Conocí a Fidel Castro en La Habana a principios de la década de los noventa del siglo pasado. Coincidimos en el aeropuerto mientras esperábamos que aterrizara el DC 10 de Iberia que transportaba a D. Manuel Fraga a la isla. Estuvimos a solas (escoltas aparte) en la sala VIP el Embajador, Fidel y yo, a la sazón Cónsul General. Nos preguntó por el modelo de avión de la compañía española y tras informarle señaló unos Tupolev obsoletos en la pista y nos preguntó «y ¿qué hago yo con esta porquería?» Volví a verlo en dos ocasiones más, una en el Palacio presidencial y otra en la residencia del Embajador. Tenía empatía y era lo que suele caracterizarse como un tío simpático. Mi mujer le pidió un autógrafo que le había encargado una de sus sobrinas y se lo dio complacido; como es psicóloga y grafóloga, me explicó que la letra y la firma revelaban, además de fluidez mental, una egolatría desmesurada, apenas superadas por las de Don Manuel, a quien también se sintió obligada a solicitar su autógrafo porque los dos políticos estaban codo a codo.

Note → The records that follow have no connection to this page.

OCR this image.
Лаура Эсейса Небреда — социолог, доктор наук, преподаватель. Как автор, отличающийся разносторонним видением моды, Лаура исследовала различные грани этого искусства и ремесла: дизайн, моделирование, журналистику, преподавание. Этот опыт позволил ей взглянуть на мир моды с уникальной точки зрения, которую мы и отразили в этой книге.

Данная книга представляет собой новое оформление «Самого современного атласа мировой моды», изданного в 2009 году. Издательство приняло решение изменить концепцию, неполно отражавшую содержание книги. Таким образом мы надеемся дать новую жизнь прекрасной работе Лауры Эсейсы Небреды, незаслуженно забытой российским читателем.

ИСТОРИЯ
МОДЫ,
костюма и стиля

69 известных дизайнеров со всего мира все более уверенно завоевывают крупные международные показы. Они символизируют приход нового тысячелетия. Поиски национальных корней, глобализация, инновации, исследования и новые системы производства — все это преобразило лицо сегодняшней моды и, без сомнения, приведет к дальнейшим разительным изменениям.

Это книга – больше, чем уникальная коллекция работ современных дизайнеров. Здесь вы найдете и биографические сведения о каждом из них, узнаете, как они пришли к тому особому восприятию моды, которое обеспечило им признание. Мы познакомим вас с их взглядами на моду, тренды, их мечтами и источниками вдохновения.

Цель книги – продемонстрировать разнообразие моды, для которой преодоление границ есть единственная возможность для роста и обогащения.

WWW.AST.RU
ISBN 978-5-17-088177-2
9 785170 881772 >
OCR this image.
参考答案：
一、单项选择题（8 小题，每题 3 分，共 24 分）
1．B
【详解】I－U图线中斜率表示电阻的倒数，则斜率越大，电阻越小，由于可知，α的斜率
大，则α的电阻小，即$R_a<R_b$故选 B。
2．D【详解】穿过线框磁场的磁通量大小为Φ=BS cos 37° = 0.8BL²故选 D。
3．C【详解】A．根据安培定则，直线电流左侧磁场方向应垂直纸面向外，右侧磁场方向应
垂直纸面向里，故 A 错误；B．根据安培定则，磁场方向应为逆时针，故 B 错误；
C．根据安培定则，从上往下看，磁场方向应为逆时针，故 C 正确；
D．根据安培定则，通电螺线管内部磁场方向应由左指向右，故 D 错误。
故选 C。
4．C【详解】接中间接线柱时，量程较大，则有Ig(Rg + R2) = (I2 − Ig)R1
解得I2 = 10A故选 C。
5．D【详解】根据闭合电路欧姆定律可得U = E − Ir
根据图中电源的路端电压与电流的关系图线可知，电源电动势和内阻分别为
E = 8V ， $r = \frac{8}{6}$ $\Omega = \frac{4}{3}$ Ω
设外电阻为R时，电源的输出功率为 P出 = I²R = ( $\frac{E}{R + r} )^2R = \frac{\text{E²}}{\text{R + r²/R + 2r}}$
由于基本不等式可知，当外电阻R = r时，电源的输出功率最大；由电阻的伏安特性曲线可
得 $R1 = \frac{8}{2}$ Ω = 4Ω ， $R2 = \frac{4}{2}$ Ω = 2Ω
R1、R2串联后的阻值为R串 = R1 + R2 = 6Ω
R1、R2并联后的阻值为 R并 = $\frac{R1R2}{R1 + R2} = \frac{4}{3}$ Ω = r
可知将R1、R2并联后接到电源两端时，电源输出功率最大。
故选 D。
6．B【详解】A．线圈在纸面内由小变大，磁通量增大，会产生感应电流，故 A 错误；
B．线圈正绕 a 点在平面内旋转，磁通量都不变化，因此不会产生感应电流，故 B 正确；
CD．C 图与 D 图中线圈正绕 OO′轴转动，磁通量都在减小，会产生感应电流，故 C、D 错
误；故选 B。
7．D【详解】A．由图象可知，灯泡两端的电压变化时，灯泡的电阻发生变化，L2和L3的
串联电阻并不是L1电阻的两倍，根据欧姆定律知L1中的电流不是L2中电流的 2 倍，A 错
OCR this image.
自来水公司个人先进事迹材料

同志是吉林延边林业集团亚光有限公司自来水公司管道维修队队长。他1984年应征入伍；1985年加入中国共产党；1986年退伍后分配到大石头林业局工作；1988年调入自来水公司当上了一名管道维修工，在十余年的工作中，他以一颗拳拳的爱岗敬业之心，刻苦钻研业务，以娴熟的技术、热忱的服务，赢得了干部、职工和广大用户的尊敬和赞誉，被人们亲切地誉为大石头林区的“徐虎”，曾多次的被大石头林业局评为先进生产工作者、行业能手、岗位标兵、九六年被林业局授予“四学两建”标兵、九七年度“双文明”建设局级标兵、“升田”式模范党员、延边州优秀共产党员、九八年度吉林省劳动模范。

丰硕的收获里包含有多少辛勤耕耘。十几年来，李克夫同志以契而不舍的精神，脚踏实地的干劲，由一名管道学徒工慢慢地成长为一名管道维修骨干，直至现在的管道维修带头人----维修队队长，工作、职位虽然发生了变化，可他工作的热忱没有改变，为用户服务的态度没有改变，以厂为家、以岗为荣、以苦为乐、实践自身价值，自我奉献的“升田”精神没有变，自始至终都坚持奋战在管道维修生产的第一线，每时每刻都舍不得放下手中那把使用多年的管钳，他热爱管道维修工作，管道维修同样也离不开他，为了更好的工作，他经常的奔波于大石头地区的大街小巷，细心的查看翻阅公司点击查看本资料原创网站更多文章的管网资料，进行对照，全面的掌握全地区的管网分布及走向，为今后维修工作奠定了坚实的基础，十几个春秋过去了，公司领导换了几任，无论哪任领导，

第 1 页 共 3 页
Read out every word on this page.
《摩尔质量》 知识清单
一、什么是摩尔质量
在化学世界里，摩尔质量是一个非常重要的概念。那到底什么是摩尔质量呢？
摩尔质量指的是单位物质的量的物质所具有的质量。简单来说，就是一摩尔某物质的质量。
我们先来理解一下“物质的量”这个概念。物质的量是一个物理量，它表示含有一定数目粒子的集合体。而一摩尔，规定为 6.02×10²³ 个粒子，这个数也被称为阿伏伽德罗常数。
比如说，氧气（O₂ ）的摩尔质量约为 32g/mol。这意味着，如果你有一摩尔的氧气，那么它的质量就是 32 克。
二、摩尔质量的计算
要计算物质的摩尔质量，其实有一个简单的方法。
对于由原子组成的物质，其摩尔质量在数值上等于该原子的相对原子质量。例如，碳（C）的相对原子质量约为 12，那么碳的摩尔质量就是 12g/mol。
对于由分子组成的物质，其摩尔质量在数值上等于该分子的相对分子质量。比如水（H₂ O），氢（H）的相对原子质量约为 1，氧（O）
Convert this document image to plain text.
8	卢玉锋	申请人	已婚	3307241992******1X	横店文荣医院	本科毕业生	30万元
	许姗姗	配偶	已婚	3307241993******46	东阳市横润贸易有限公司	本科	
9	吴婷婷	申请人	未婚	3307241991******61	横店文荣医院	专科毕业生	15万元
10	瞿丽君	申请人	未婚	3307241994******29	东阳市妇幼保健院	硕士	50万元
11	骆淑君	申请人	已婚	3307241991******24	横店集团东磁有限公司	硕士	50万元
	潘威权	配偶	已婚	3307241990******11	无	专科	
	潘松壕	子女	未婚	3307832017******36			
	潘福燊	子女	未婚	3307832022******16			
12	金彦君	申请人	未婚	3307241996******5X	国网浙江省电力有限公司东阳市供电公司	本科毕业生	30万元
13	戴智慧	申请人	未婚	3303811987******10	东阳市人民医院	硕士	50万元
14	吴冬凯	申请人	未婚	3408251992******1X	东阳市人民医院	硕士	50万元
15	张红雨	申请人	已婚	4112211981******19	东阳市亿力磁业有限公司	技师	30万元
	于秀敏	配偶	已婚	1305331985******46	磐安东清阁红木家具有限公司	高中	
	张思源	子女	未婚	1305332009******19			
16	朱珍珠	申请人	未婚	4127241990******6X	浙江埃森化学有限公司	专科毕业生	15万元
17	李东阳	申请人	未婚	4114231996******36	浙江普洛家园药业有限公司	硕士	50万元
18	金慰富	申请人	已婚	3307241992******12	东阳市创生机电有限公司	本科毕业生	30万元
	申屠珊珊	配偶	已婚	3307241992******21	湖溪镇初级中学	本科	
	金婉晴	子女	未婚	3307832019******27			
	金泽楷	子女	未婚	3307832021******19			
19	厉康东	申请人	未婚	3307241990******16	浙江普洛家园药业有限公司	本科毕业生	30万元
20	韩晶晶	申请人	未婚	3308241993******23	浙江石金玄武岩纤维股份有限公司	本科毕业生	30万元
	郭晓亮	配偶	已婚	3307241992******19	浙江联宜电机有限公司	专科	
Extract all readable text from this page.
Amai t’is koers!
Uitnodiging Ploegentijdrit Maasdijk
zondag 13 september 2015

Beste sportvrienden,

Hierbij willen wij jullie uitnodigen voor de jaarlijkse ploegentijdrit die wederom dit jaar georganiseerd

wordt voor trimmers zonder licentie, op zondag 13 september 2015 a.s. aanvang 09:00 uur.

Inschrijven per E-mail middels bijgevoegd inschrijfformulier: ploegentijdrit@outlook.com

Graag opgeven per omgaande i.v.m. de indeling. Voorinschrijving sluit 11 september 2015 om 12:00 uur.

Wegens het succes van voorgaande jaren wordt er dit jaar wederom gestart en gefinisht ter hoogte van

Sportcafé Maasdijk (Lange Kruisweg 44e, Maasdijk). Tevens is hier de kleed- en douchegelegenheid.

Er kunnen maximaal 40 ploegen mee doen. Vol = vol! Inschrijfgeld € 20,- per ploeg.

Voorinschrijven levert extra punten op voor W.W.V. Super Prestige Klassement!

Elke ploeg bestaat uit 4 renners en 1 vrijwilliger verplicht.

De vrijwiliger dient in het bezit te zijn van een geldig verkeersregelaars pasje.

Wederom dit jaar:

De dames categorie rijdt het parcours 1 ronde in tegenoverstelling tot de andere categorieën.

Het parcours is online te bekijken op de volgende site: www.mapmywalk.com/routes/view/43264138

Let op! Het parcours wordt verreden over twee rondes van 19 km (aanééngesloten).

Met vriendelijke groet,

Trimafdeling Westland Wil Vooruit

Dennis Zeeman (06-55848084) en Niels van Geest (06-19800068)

Empatías aparte, el personaje se me antoja siniestro por muchos motivos y me sorprende el doble rasero de medir de mucha gente ante los dictadores de distinto signo: intolerables los unos, disculpables los otros. A este respecto, me parece interesante comparar los titulares de nuestro periódico sabiondo y didáctico, faro de progres y refugio de mediocres: «Muere Pinochet sin responder de sus crímenes ante la justicia» pero «Muere Fidel Castro, símbolo del sueño revolucionario». ¿Hay quien dé más en cuanto a hipocresía?
En 1958, el PIB per capita de Cuba duplicaba el de España. En 2014, el de nuestro país sextuplicaba el de Cuba. En ese lapso de tiempo, un 20 por ciento de la población cubana ha votado con los pies exiliándose, lo que equivaldría a que hubieran emigrado de nuestro país unos diez millones de personas. Como señala el maestro Ruiz Quintano en uno de sus memorables artículos «La indignidad mundial que supone el tratamiento mediático de la “castroentiritis” es la obra maestra de la socialdemocracia.»
Durante mi estancia en la isla, comprobé no sólo la formidable degradación física de la ciudad sino, sobre todo, la moral. Se trataba de «resolvel» el problema de la escasez de alimentos vendiendo el cuerpo que los reclamaba a cambio de unos pocos dólares. Si Cuba hubiera padecido un clima frío extremo es indudable que el experimento revolucionario no hubiera durado un trienio por falta de calefacción. Así son las cosas.
En un conocido panfleto, el personaje aseguró: «La Historia me absolverá». Como buen ex-alumno de jesuitas, debía tener grabada la noción del pecado, de la culpa y de la absolución. Requiescat in pace. Amen.